Der Leserbrief des Herrn Plenter verdeutlich nachhaltig, dass es noch vieler Gespräche und Einsichten bedarf, bis die konventionelle Landwirtschaft zurückfindet zu einer ökologisch verträglichen Wirtschaftsweise. Dies möchte ich im folgenden begründen:

Am Beispiel des Kuhfladens möchte Landwirt Plenter den Nachweis erbringen, dass im Gegensatz zur Weidehaltung die strohlose Stallhaltung die eigentlich ökologische Wirtschaftsweise ist, da hier nur Gülle entsteht, die bei Bedarf ausgebracht werden kann. Ökologische Zusammenhänge sind aber etwas komplexer als hier dargestellt. Allein aus Sicht des Artenschutzes ist die Beweidung von so hoher Bedeutung, dass sie dringend gebraucht wird. Auch funktioniert der Abbau eines Kuhfladens auf Grünland vollkommen anders als die Umsetzung von Gülle auf Ackerböden, so dass das geschilderte Problem zwar theoretisch konstruiert werden kann, in der Realität aber gar nicht existiert.

Der Nährstoffbericht NRW und der Nitratbericht des Landesumweltamtes weisen nach, dass im Münsterland so viel Gülle anfällt, dass diese dort nicht umweltverträglich wieder in den Nährstoffkreislauf eingebracht werden kann. Viele landwirtschaftliche Betriebe halten hier mehr Schweine, Geflügel oder Rinder, als betriebseigene Flächen zur Ausbringung der erzeugten Gülle zur Verfügung stehen. Daher gibt es eine eindeutige Verbindung zwischen den Nitratbelastungen der Böden und des Grundwassers und einer zu intensiven Landwirtschaft durch eine immer stärkere Konzentration der Tierhaltung. Der Überbesatz an Vieh ist die Hauptursache für die Überdüngung unserer Flächen und der Nitratbelastung unseres Grundwassers. Insofern löst die von Herrn Plenter gepriesene strohlose Haltung keine Probleme, sie ist Teil des Problems.

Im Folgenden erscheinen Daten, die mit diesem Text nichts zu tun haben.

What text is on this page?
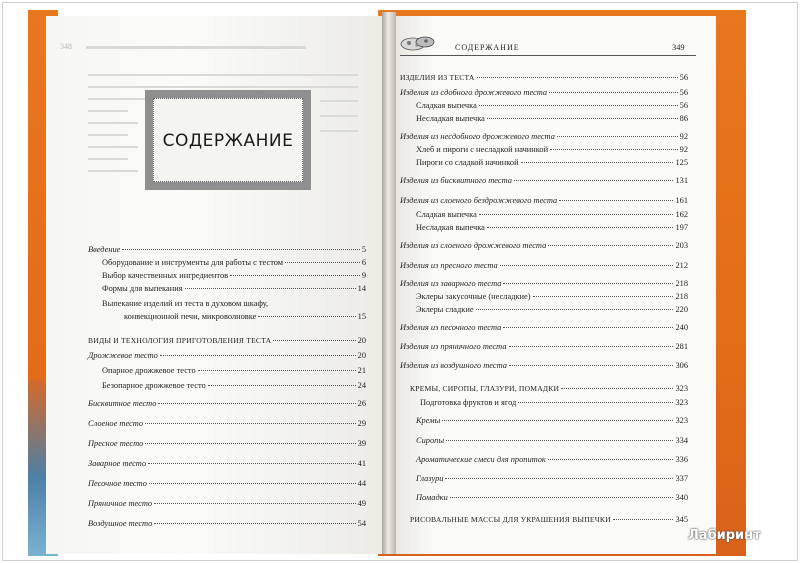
348
СОДЕРЖАНИЕ
Введение	5
Оборудование и инструменты для работы с тестом	6
Выбор качественных ингредиентов	9
Формы для выпекания	14
Выпекание изделий из теста в духовом шкафу,
конвекционной печи, микроволновке	15
ВИДЫ И ТЕХНОЛОГИЯ ПРИГОТОВЛЕНИЯ ТЕСТА	20
Дрожжевое тесто	20
Опарное дрожжевое тесто	21
Безопарное дрожжевое тесто	24
Бисквитное тесто	26
Слоеное тесто	29
Пресное тесто	39
Заварное тесто	41
Песочное тесто	44
Пряничное тесто	49
Воздушное тесто	54
СОДЕРЖАНИЕ	349
ИЗДЕЛИЯ ИЗ ТЕСТА	56
Изделия из сдобного дрожжевого теста	56
Сладкая выпечка	56
Несладкая выпечка	86
Изделия из несдобного дрожжевого теста	92
Хлеб и пироги с несладкой начинкой	92
Пироги со сладкой начинкой	125
Изделия из бисквитного теста	131
Изделия из слоеного бездрожжевого теста	161
Сладкая выпечка	162
Несладкая выпечка	197
Изделия из слоеного дрожжевого теста	203
Изделия из пресного теста	212
Изделия из заварного теста	218
Эклеры закусочные (несладкие)	218
Эклеры сладкие	220
Изделия из песочного теста	240
Изделия из пряничного теста	281
Изделия из воздушного теста	306
КРЕМЫ, СИРОПЫ, ГЛАЗУРИ, ПОМАДКИ	323
Подготовка фруктов и ягод	323
Кремы	323
Сиропы	334
Ароматические смеси для пропиток	336
Глазури	337
Помадки	340
РИСОВАЛЬНЫЕ МАССЫ ДЛЯ УКРАШЕНИЯ ВЫПЕЧКИ	345
Лабиринт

Allein im Kreis Steinfurt fallen mittlerweile Jahr für Jahr 4,8 Mio. Tonnen Gülle an. Dazu kommen noch die Stickstoffemissionen aus den Stalllüftungen, die in unserem Kreis einen zusätzlichen Düngeeintrag von über 50 kg N/ha bedeuten, der bislang überhaupt nicht bilanziert wird. Entgegen der Aussage von Herrn Plenter wirkt auch die 170 kg N/ha-Grenze bislang nur unzureichend, weil die Gärreste aus Biogasanlagen bisher nicht berücksichtigt werden. In der Summe führt dies alles seit Jahren zu einer deutlichen Überbelastung unserer Äcker mit Stickstoff. Die wissenschaftlichen Messreihen des Landesumweltamtes zwischen 1992 und 2011 sind hier eindeutig und zeigen leider eine Stagnation auf hohem Niveau.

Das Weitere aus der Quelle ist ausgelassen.